Home Gastroenterology Margin-Positive Surgery Still Beneficial in Pancreatic Cancer

Margin-Positive Surgery Still Beneficial in Pancreatic Cancer

Survival benefit seen for surgery, even with R1/R2 resection margins compared with chemotherapy alone for stage II pancreatic cancer

THURSDAY, April 22, 2021 (HealthDay News) — For patients with stage II pancreatic cancer, attempted surgery with margin-positive resection may offer survival benefit over chemotherapy alone, according to a study published online March 26 in the Journal of the American College of Surgeons.

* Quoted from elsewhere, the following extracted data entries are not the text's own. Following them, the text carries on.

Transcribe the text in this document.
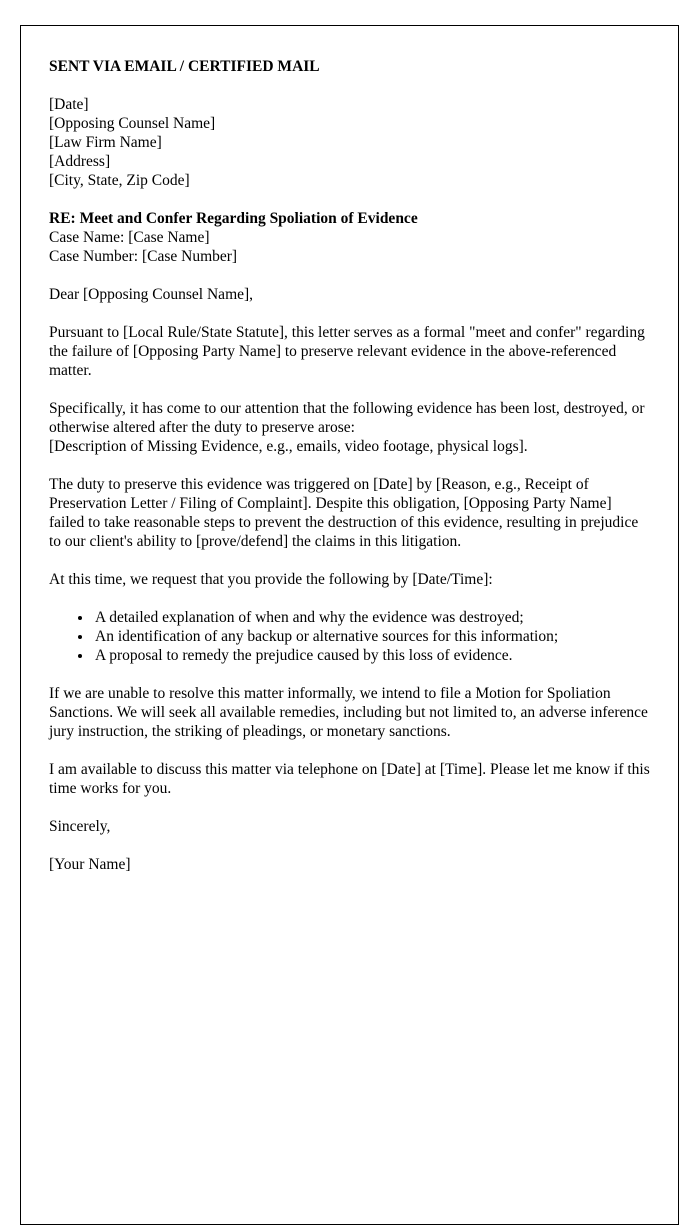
SENT VIA EMAIL / CERTIFIED MAIL

[Date]

[Opposing Counsel Name]

[Law Firm Name]

[Address]

[City, State, Zip Code]

RE: Meet and Confer Regarding Spoliation of Evidence

Case Name: [Case Name]

Case Number: [Case Number]

Dear [Opposing Counsel Name],

Pursuant to [Local Rule/State Statute], this letter serves as a formal "meet and confer" regarding the failure of [Opposing Party Name] to preserve relevant evidence in the above-referenced matter.

Specifically, it has come to our attention that the following evidence has been lost, destroyed, or otherwise altered after the duty to preserve arose:

[Description of Missing Evidence, e.g., emails, video footage, physical logs].

The duty to preserve this evidence was triggered on [Date] by [Reason, e.g., Receipt of Preservation Letter / Filing of Complaint]. Despite this obligation, [Opposing Party Name] failed to take reasonable steps to prevent the destruction of this evidence, resulting in prejudice to our client's ability to [prove/defend] the claims in this litigation.

At this time, we request that you provide the following by [Date/Time]:

• A detailed explanation of when and why the evidence was destroyed;
• An identification of any backup or alternative sources for this information;
• A proposal to remedy the prejudice caused by this loss of evidence.

If we are unable to resolve this matter informally, we intend to file a Motion for Spoliation Sanctions. We will seek all available remedies, including but not limited to, an adverse inference jury instruction, the striking of pleadings, or monetary sanctions.

I am available to discuss this matter via telephone on [Date] at [Time]. Please let me know if this time works for you.

Sincerely,

[Your Name]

Amanda K. Arrington, M.D., from the University of Arizona in Tucson, and colleagues identified patients receiving surgery from 2010 to 2017 for stage II pancreatic cancers who had R1/R2 resection outcomes, with or without neoadjuvant chemotherapy, and compared their survival to that of patients with similarly staged disease who received chemotherapy alone. Data were included for 11,699 stage II pancreatic cancer patients: 81.4, 15.7, and 2.9 percent received chemotherapy alone, upfront surgery, and neoadjuvant therapy with surgery, respectively.

The researchers found that compared with the upfront surgery group and chemotherapy alone group, R1/R2 neoadjuvant patients had the best overall survival at a mean of 19.75 months versus 17.77 and 10.12 months, respectively (adjusted hazard ratios compared with chemotherapy alone, 0.46 for upfront surgery and 0.32 for neoadjuvant therapy). Compared with patients who underwent chemotherapy alone, survival was better in surgical patients even with R2 resection (15.76 versus 10.22 months), although the difference was not statistically significant. Although survival rates were significantly lower for R1/R2 resections than standard R0 resection, R1/R2 resection improved survival if patients received neoadjuvant/adjuvant chemotherapy.

“Even in the era of modern chemotherapy, margin positive resection, including R1 and R2 resections, still offer survival benefit,” the authors write. “This is critical since, in the setting of neoadjuvant therapy, response to treatment can be difficult to determine and surgical exploration and resection is necessary to fully assess resectability.”